The 5G lab will enable Spark and its technology partners to trial and develop 5G applications using a test network.
“We will build New Zealand’s best 5G network and we’ve already started laying the groundwork for that network so that once 5G spectrum is made available, we are in position to build our network and launch 5G services in short order,” Spark added.
Spark said its 5G network will initially launch in metro areas due to mid- and high-frequency spectrum — which do not have the signal reach for rural and regional areas — likely being made available first by the New Zealand government.
“C-band and mmWave band are not suitable for pervasive coverage across rural New Zealand (beyond small provincial towns), because neither band has the radio signal reach to cover large, sparsely populated areas.
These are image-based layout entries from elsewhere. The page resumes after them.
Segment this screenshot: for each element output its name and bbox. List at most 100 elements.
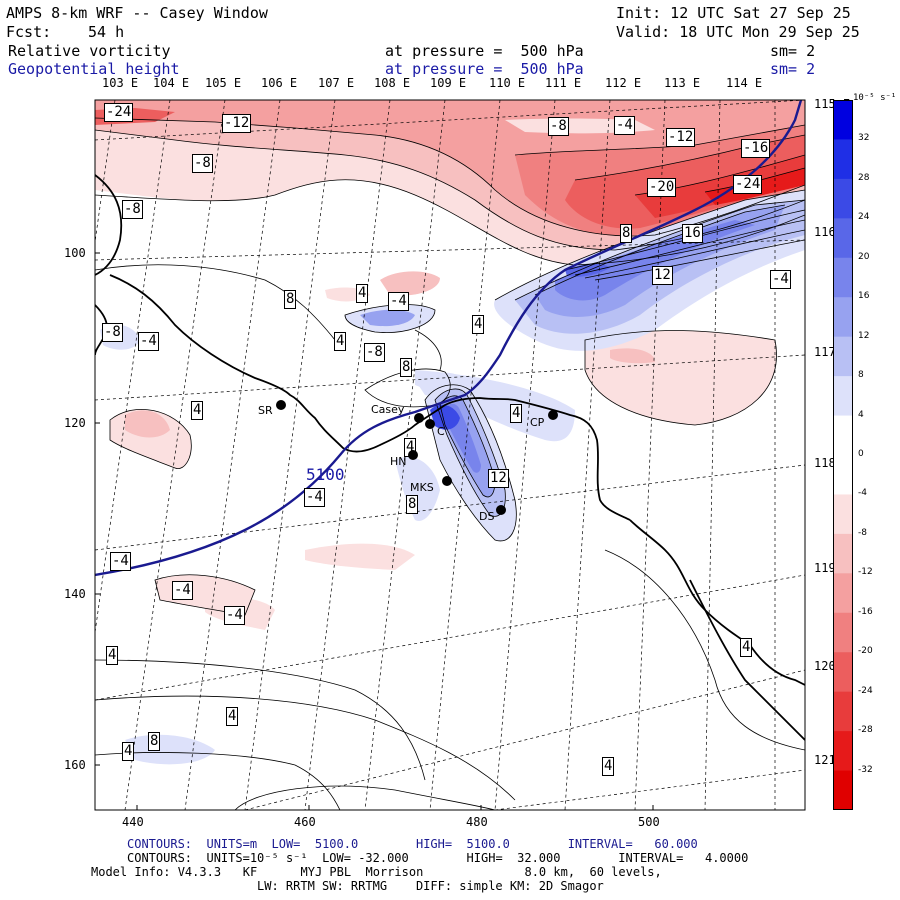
contour-label: -4 (110, 552, 131, 571)
field-label-vorticity: Relative vorticity (8, 42, 171, 60)
longitude-label: 109 E (430, 76, 467, 90)
station-marker (425, 419, 435, 429)
longitude-label: 108 E (374, 76, 411, 90)
contour-label: 4 (122, 742, 135, 761)
station-label: CP (530, 416, 545, 429)
longitude-label: 110 E (489, 76, 526, 90)
longitude-label: 112 E (605, 76, 642, 90)
vorticity-colorbar (833, 100, 853, 810)
colorbar-tick-label: 16 (858, 291, 870, 302)
contour-label: -8 (364, 343, 385, 362)
contour-label: -4 (770, 270, 791, 289)
colorbar-segment (833, 494, 853, 535)
valid-time: Valid: 18 UTC Mon 29 Sep 25 (616, 23, 860, 41)
contour-label: -24 (104, 103, 134, 122)
colorbar-segment (833, 612, 853, 653)
contour-label: -4 (224, 606, 245, 625)
contour-label: 4 (356, 284, 369, 303)
colorbar-segment (833, 336, 853, 377)
map-panel (95, 100, 805, 810)
colorbar-segment (833, 573, 853, 614)
contour-label: -12 (222, 114, 252, 133)
contour-label: 4 (226, 707, 239, 726)
contour-label: 4 (106, 646, 119, 665)
contour-label: 8 (400, 358, 413, 377)
contour-label: 4 (191, 401, 204, 420)
colorbar-segment (833, 178, 853, 219)
colorbar-tick-label: 4 (858, 409, 864, 420)
positive-vorticity-fill (100, 190, 805, 765)
map-title: AMPS 8-km WRF -- Casey Window (6, 4, 268, 22)
colorbar-segment (833, 691, 853, 732)
station-label: MKS (410, 481, 434, 494)
contour-label: 4 (602, 757, 615, 776)
station-label: Casey (371, 403, 405, 416)
field-label-height: Geopotential height (8, 60, 180, 78)
longitude-label: 114 E (726, 76, 763, 90)
station-marker (408, 450, 418, 460)
colorbar-tick-label: -28 (858, 725, 873, 736)
colorbar-segment (833, 100, 853, 140)
contour-label: -4 (172, 581, 193, 600)
colorbar-tick-label: 32 (858, 133, 870, 144)
colorbar-tick-label: 28 (858, 172, 870, 183)
y-tick-label: 120 (64, 416, 86, 430)
colorbar-tick-label: -8 (858, 527, 867, 538)
contour-label: -4 (138, 332, 159, 351)
contour-label: -8 (122, 200, 143, 219)
colorbar-tick-label: 0 (858, 449, 864, 459)
station-label: DS (479, 510, 495, 523)
colorbar-tick-label: -4 (858, 488, 867, 499)
colorbar-segment (833, 415, 853, 456)
contour-label: -8 (102, 323, 123, 342)
colorbar-tick-label: 24 (858, 212, 870, 223)
contour-label: 4 (510, 404, 523, 423)
colorbar-segment (833, 376, 853, 417)
colorbar-segment (833, 652, 853, 693)
colorbar-tick-label: -20 (858, 646, 873, 657)
contour-label: 4 (472, 315, 485, 334)
contour-label: 8 (284, 290, 297, 309)
forecast-hour: 54 h (88, 23, 125, 41)
y-tick-label: 140 (64, 587, 86, 601)
contour-label: 4 (740, 638, 753, 657)
contour-label: 4 (334, 332, 347, 351)
colorbar-segment (833, 770, 853, 810)
x-tick-label: 460 (294, 815, 316, 829)
colorbar-tick-label: -16 (858, 606, 873, 617)
y-tick-label: 100 (64, 246, 86, 260)
contour-label: 8 (148, 732, 161, 751)
x-tick-label: 480 (466, 815, 488, 829)
longitude-label: 107 E (318, 76, 355, 90)
station-marker (496, 505, 506, 515)
contour-label: -16 (741, 139, 771, 158)
x-tick-label: 440 (122, 815, 144, 829)
init-time: Init: 12 UTC Sat 27 Sep 25 (616, 4, 851, 22)
longitude-label: 111 E (545, 76, 582, 90)
smoothing-2: sm= 2 (770, 60, 816, 78)
station-marker (548, 410, 558, 420)
height-contour-label: 5100 (306, 465, 345, 484)
colorbar-units: 10⁻⁵ s⁻¹ (853, 93, 897, 103)
colorbar-segment (833, 139, 853, 180)
colorbar-tick-label: 12 (858, 330, 870, 341)
colorbar-segment (833, 533, 853, 574)
colorbar-frame (833, 100, 853, 810)
contour-label: -4 (388, 292, 409, 311)
station-label: SR (258, 404, 273, 417)
colorbar-tick-label: 8 (858, 370, 864, 381)
footer-height-contours: CONTOURS: UNITS=m LOW= 5100.0 HIGH= 5100… (127, 837, 698, 851)
colorbar-segment (833, 257, 853, 298)
footer-vorticity-contours: CONTOURS: UNITS=10⁻⁵ s⁻¹ LOW= -32.000 HI… (127, 851, 749, 865)
contour-label: 8 (406, 495, 419, 514)
station-label: HN (390, 455, 407, 468)
contour-label: -4 (614, 116, 635, 135)
contour-label: 8 (620, 224, 633, 243)
colorbar-segment (833, 218, 853, 259)
colorbar-segment (833, 297, 853, 338)
contour-label: 12 (652, 266, 673, 285)
forecast-label: Fcst: (6, 23, 52, 41)
smoothing-1: sm= 2 (770, 42, 816, 60)
station-marker (442, 476, 452, 486)
colorbar-segment (833, 455, 853, 495)
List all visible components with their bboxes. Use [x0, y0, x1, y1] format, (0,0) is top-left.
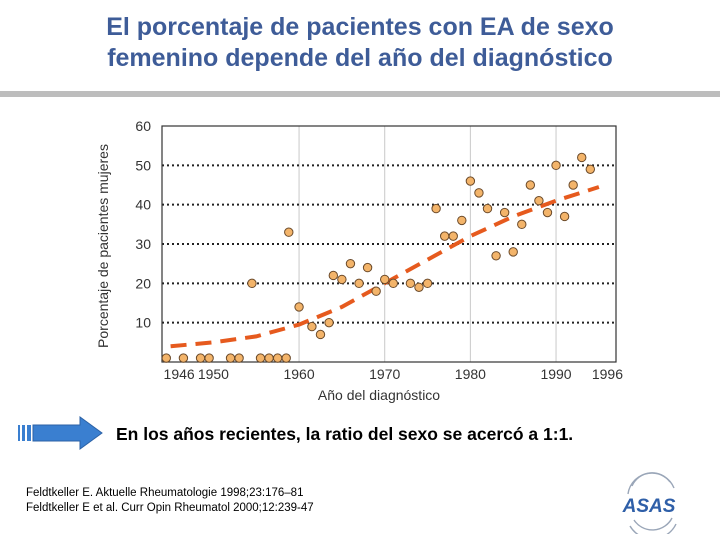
data-point: [525, 180, 536, 190]
data-point: [439, 231, 450, 241]
asas-logo: ASAS: [622, 472, 677, 534]
title-line-1: El porcentaje de pacientes con EA de sex…: [106, 13, 614, 41]
data-point: [264, 353, 274, 363]
data-point: [362, 262, 373, 273]
slide-title: El porcentaje de pacientes con EA de sex…: [0, 12, 720, 74]
logo-text: ASAS: [622, 496, 676, 517]
data-point: [499, 207, 510, 218]
title-line-2: femenino depende del año del diagnóstico: [107, 44, 613, 72]
data-point: [247, 278, 257, 289]
data-point: [345, 258, 356, 269]
conclusion-text: En los años recientes, la ratio del sexo…: [116, 424, 574, 444]
data-point: [465, 176, 476, 186]
y-tick-label: 30: [135, 236, 151, 252]
data-point: [551, 160, 561, 171]
data-point: [585, 164, 596, 174]
y-tick-label: 60: [135, 118, 151, 134]
data-point: [474, 188, 484, 198]
x-tick-label: 1950: [198, 366, 229, 382]
data-point: [161, 353, 171, 363]
data-point: [542, 207, 553, 218]
x-tick-label: 1980: [455, 366, 486, 382]
data-point: [195, 353, 206, 363]
data-point: [281, 353, 291, 363]
data-point: [491, 251, 501, 261]
data-point: [284, 227, 294, 237]
data-point: [568, 180, 578, 190]
data-point: [414, 282, 424, 292]
data-point: [534, 196, 544, 206]
data-point: [324, 317, 334, 328]
x-tick-label: 1960: [283, 366, 314, 382]
data-point: [225, 353, 236, 363]
data-point: [559, 211, 570, 222]
data-point: [577, 152, 587, 163]
data-point: [457, 215, 467, 226]
plot-frame: [161, 125, 617, 363]
data-point: [307, 321, 317, 332]
data-point: [255, 353, 266, 363]
data-point: [388, 278, 398, 289]
data-point: [328, 270, 339, 281]
y-tick-label: 40: [135, 197, 151, 213]
y-tick-label: 10: [135, 315, 151, 331]
data-point: [482, 203, 493, 214]
reference-2: Feldtkeller E et al. Curr Opin Rheumatol…: [26, 502, 314, 514]
data-point: [371, 286, 381, 296]
data-point: [517, 219, 527, 230]
x-tick-label: 1970: [369, 366, 400, 382]
x-tick-label: 1946: [164, 366, 195, 382]
data-point: [315, 329, 326, 340]
x-tick-label: 1996: [592, 366, 623, 382]
data-point: [294, 302, 304, 312]
references: Feldtkeller E. Aktuelle Rheumatologie 19…: [26, 486, 314, 516]
data-point: [380, 274, 390, 285]
data-point: [448, 231, 458, 241]
y-tick-label: 20: [135, 275, 151, 291]
title-divider: [0, 91, 720, 97]
data-point: [204, 353, 214, 363]
data-point: [178, 353, 189, 363]
data-point: [272, 353, 283, 363]
data-point: [422, 278, 433, 289]
reference-1: Feldtkeller E. Aktuelle Rheumatologie 19…: [26, 487, 304, 499]
y-axis-label: Porcentaje de pacientes mujeres: [95, 144, 111, 348]
data-point: [354, 278, 364, 289]
right-arrow-icon: [18, 416, 103, 450]
data-point: [431, 203, 441, 214]
y-tick-label: 50: [135, 157, 151, 173]
data-point: [508, 247, 518, 257]
data-point: [337, 274, 347, 285]
x-axis-label: Año del diagnóstico: [318, 387, 440, 403]
data-point: [234, 353, 244, 363]
data-point: [405, 278, 416, 289]
x-tick-label: 1990: [540, 366, 571, 382]
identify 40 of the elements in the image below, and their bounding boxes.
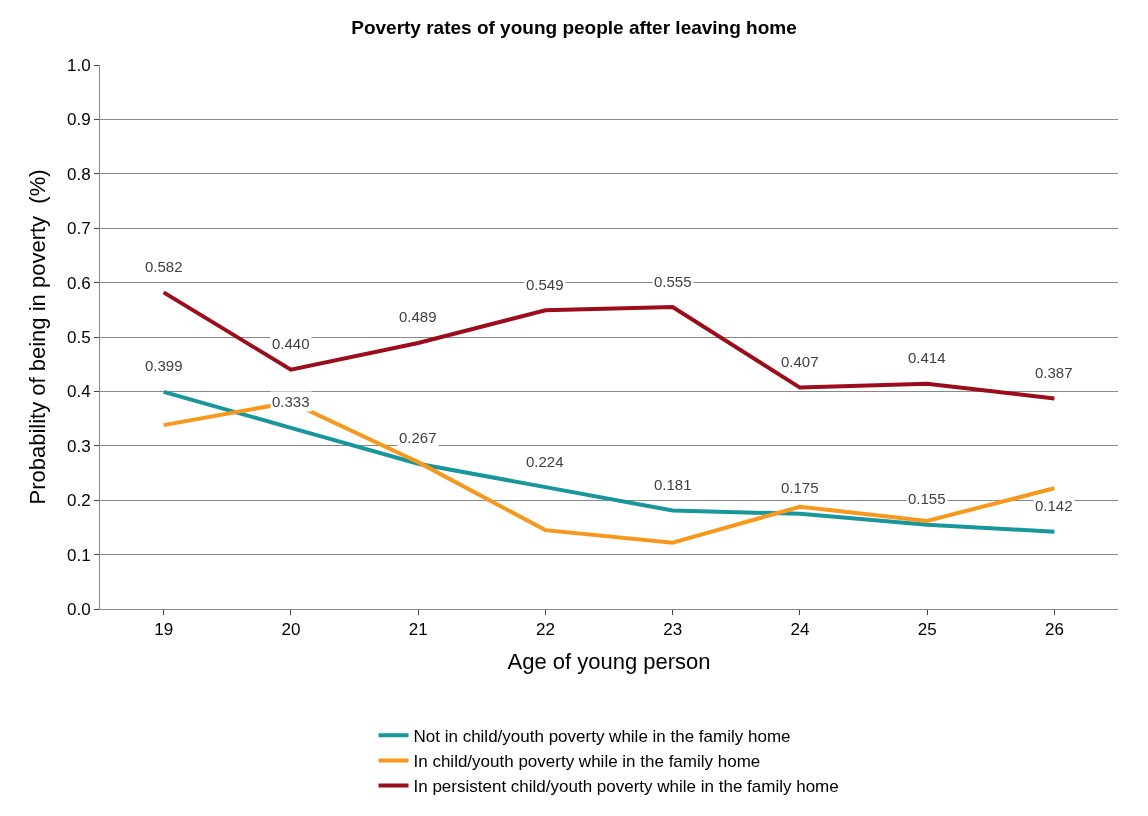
x-tick-label: 24: [790, 620, 810, 640]
x-tick-label: 23: [663, 620, 683, 640]
y-axis-title: Probability of being in poverty (%): [24, 169, 50, 505]
x-axis-title: Age of young person: [507, 649, 711, 675]
data-label: 0.582: [145, 258, 183, 275]
x-tick-label: 21: [408, 620, 428, 640]
legend-label: Not in child/youth poverty while in the family home: [413, 726, 791, 746]
x-tick-label: 20: [281, 620, 301, 640]
data-label: 0.142: [1035, 497, 1073, 514]
x-tick-label: 25: [917, 620, 937, 640]
y-tick-label: 0.4: [66, 382, 91, 402]
data-label: 0.155: [908, 490, 946, 507]
data-label: 0.555: [654, 273, 692, 290]
data-label: 0.549: [526, 276, 564, 293]
y-tick-label: 1.0: [66, 55, 91, 75]
y-tick-label: 0.5: [66, 327, 91, 347]
data-label: 0.175: [781, 479, 819, 496]
data-label: 0.489: [399, 308, 437, 325]
chart-title: Poverty rates of young people after leaving home: [351, 16, 797, 38]
data-label: 0.181: [654, 476, 692, 493]
y-tick-label: 0.2: [66, 491, 91, 511]
data-label: 0.399: [145, 357, 183, 374]
legend-label: In persistent child/youth poverty while in the family home: [413, 777, 839, 797]
data-label: 0.387: [1035, 364, 1073, 381]
y-tick-label: 0.1: [66, 545, 91, 565]
data-label: 0.414: [908, 349, 946, 366]
y-tick-label: 0.0: [66, 599, 91, 619]
x-tick-label: 26: [1044, 620, 1064, 640]
x-tick-label: 19: [154, 620, 174, 640]
x-tick-label: 22: [535, 620, 555, 640]
legend-label: In child/youth poverty while in the family home: [413, 752, 761, 772]
y-tick-label: 0.9: [66, 110, 91, 130]
y-tick-label: 0.6: [66, 273, 91, 293]
y-tick-label: 0.8: [66, 164, 91, 184]
data-label: 0.407: [781, 353, 819, 370]
data-label: 0.224: [526, 453, 564, 470]
data-label: 0.440: [272, 335, 310, 352]
data-label: 0.267: [399, 429, 437, 446]
y-tick-label: 0.7: [66, 219, 91, 239]
y-tick-label: 0.3: [66, 436, 91, 456]
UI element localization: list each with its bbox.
Low-frequency spectrum bands (below 1000MHz) are needed to provide widespread rural coverage — as occurs today with Spark’s 4G (700MHz band) and 3G (850MHz band) services,” Spark explained.
“For this reason, Spark has submitted to the government that 600MHz band spectrum be made available for 5G.”
Once the government makes lower-band spectrum available, Spark said it would additionally look to “a range of options, including network sharing, to address rapid network expansion as widely as possible”.
Spark said its 5G network, including spectrum purchases and cell site deployments, would be funded by its existing capital expenditure envelope by diverting spending from 4G to 5G.
“By 2020, we expect our wireless network-specific capex to be between 25 percent and 35 percent of Spark’s overall capex envelope,” the carrier said.
“This implies intended annual wireless network investment of approximately NZ$100 million to NZ$140 million, compared with an average of just over NZ$100 million for the past five years.
“Revenues from wireless connectivity are expected to increase only moderately over the first few years of 5G deployment, in line with recent trends. From about 2023 onwards, there is potential for further upside as customer demand grows for new capabilities, rather than just more capacity and speed.”
The New Zealand Commerce Commission on Thursday afternoon unveiled its 2018-19 priorities [PDF], saying it will be focused on “understanding” 5G as well as working to improve customer experience across retail telecommunications.
“The adoption of 5G technology and the emergence of network virtualisation will be significant features of telecommunications markets, and understanding the implications for competition and regulation of both mobile and fixed-line services will be important for our work in this area,” the commission said.
Spark NZ also recently launched its Internet of Things (IoT) offering for business and government, switching on its LoRaWAN IoT network in Auckland, Wellington, Christchurch, Hamilton, Tauranga, Rotorua, Palmerston North, Shannon, Blenheim, Nelson, and Dunedin in March.
It then extended this coverage to Queenstown, Whangarei, Pukekohe, Gisborne, Napier, Taupo, New Plymouth, Whanganui, Timaru, Hastings, and Invercargill in June.